Invited teachers: Joffa Applegate (Arizona State University), Sven Banisch (Karlsruhe Institute of Technology), Renaud Lambiotte (University of Oxford), Iza Romanowska (Aarhus University), Pawel Romanczuk (Humboldt Universität zu Berlin), Martin Rosvall (Umea University), Michael Schaub (RWTH Aachen University), Ingo Scholtes (University of Wuppertal), and Shade Shutters (Arizona State University).

 

The application deadline is April 30, 2022. Further information and application details can be found here.

Final conference: Mathematics of complex social systems (September 19-20, 2022)

The final conference will synthesize the TES’ insights and outcomes. Alongside several high-level keynotes, MATH+ work on complex social systems as well as projects carried out throughout the semester will be presented.

The events will be complemented by the following semester-long activities:

Einstein lecture series

Experienced visiting and local researchers shall present recent work on mathematics of complex social systems in a regular series of talks (on campus / online) throughout the summer semester.

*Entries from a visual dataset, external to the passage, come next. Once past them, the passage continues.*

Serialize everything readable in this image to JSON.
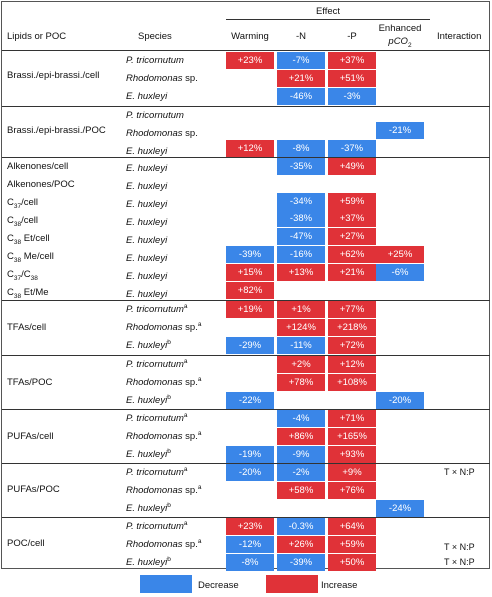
{
  "header": {
    "col_lipids": "Lipids or POC",
    "col_species": "Species",
    "effect": "Effect",
    "col_warming": "Warming",
    "col_minus_n": "-N",
    "col_minus_p": "-P",
    "col_enhanced_1": "Enhanced",
    "col_enhanced_2": "pCO",
    "col_enhanced_sub": "2",
    "col_interaction": "Interaction"
  },
  "labels": {
    "brassi_cell": "Brassi./epi-brassi./cell",
    "brassi_poc": "Brassi./epi-brassi./POC",
    "alkenones_cell": "Alkenones/cell",
    "alkenones_poc": "Alkenones/POC",
    "c37_cell_pre": "C",
    "c37_cell_sub": "37",
    "c37_cell_post": "/cell",
    "c38_cell_pre": "C",
    "c38_cell_sub": "38",
    "c38_cell_post": "/cell",
    "c38et_cell_pre": "C",
    "c38et_cell_sub": "38",
    "c38et_cell_post": " Et/cell",
    "c38me_cell_pre": "C",
    "c38me_cell_sub": "38",
    "c38me_cell_post": " Me/cell",
    "c37c38_a": "C",
    "c37c38_sub1": "37",
    "c37c38_b": "/C",
    "c37c38_sub2": "38",
    "c38etme_pre": "C",
    "c38etme_sub": "38",
    "c38etme_post": " Et/Me",
    "tfas_cell": "TFAs/cell",
    "tfas_poc": "TFAs/POC",
    "pufas_cell": "PUFAs/cell",
    "pufas_poc": "PUFAs/POC",
    "poc_cell": "POC/cell"
  },
  "species": {
    "pt": "P. tricornutum",
    "rh": "Rhodomonas",
    "rh_sp": " sp.",
    "eh": "E. huxleyi",
    "sup_a": "a",
    "sup_b": "b"
  },
  "cells": {
    "r1_w": "+23%",
    "r1_n": "-7%",
    "r1_p": "+37%",
    "r2_n": "+21%",
    "r2_p": "+51%",
    "r3_n": "-46%",
    "r3_p": "-3%",
    "r5_co2": "-21%",
    "r6_w": "+12%",
    "r6_n": "-8%",
    "r6_p": "-37%",
    "r7_n": "-35%",
    "r7_p": "+49%",
    "r9_n": "-34%",
    "r9_p": "+59%",
    "r10_n": "-38%",
    "r10_p": "+37%",
    "r11_n": "-47%",
    "r11_p": "+27%",
    "r12_w": "-39%",
    "r12_n": "-16%",
    "r12_p": "+62%",
    "r12_co2": "+25%",
    "r13_w": "+15%",
    "r13_n": "+13%",
    "r13_p": "+21%",
    "r13_co2": "-6%",
    "r14_w": "+82%",
    "r15_w": "+19%",
    "r15_n": "+1%",
    "r15_p": "+77%",
    "r16_n": "+124%",
    "r16_p": "+218%",
    "r17_w": "-29%",
    "r17_n": "-11%",
    "r17_p": "+72%",
    "r18_n": "+2%",
    "r18_p": "+12%",
    "r19_n": "+78%",
    "r19_p": "+108%",
    "r20_w": "-22%",
    "r20_co2": "-20%",
    "r21_n": "-4%",
    "r21_p": "+71%",
    "r22_n": "+86%",
    "r22_p": "+165%",
    "r23_w": "-19%",
    "r23_n": "-9%",
    "r23_p": "+93%",
    "r24_w": "-20%",
    "r24_n": "-2%",
    "r24_p": "+9%",
    "r25_n": "+58%",
    "r25_p": "+76%",
    "r26_co2": "-24%",
    "r27_w": "+23%",
    "r27_n": "-0.3%",
    "r27_p": "+64%",
    "r28_w": "-12%",
    "r28_n": "+26%",
    "r28_p": "+59%",
    "r29_w": "-8%",
    "r29_n": "-39%",
    "r29_p": "+50%"
  },
  "interaction": {
    "pufas_poc_pt": "T × N:P",
    "poc_rh": "T × N:P",
    "poc_eh": "T × N:P"
  },
  "legend": {
    "decrease": "Decrease",
    "increase": "Increase"
  },
  "colors": {
    "increase": "#e03238",
    "decrease": "#3a86e8"
  }
}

Further information can be found here.

BMS course & open seminar

A weekly seminar at FU Berlin invites students to delve into a selection of works from the literature related to the mathematics of complex social systems.

Seminar: Mathematical modeling of complex social systems

TES Data Challenge

Groups of students are invited to participate in the TES data challenge and  investigate the TES’ characteristic data sets throughout the semester, following the three disciplines of modeling, simulation, and analysis. Experts from the field will offer their support regarding mathematical methods and data analysis. The three best groups will be awarded and will have the opportunity to present their results at the TES Final Conference. Further information can be found here.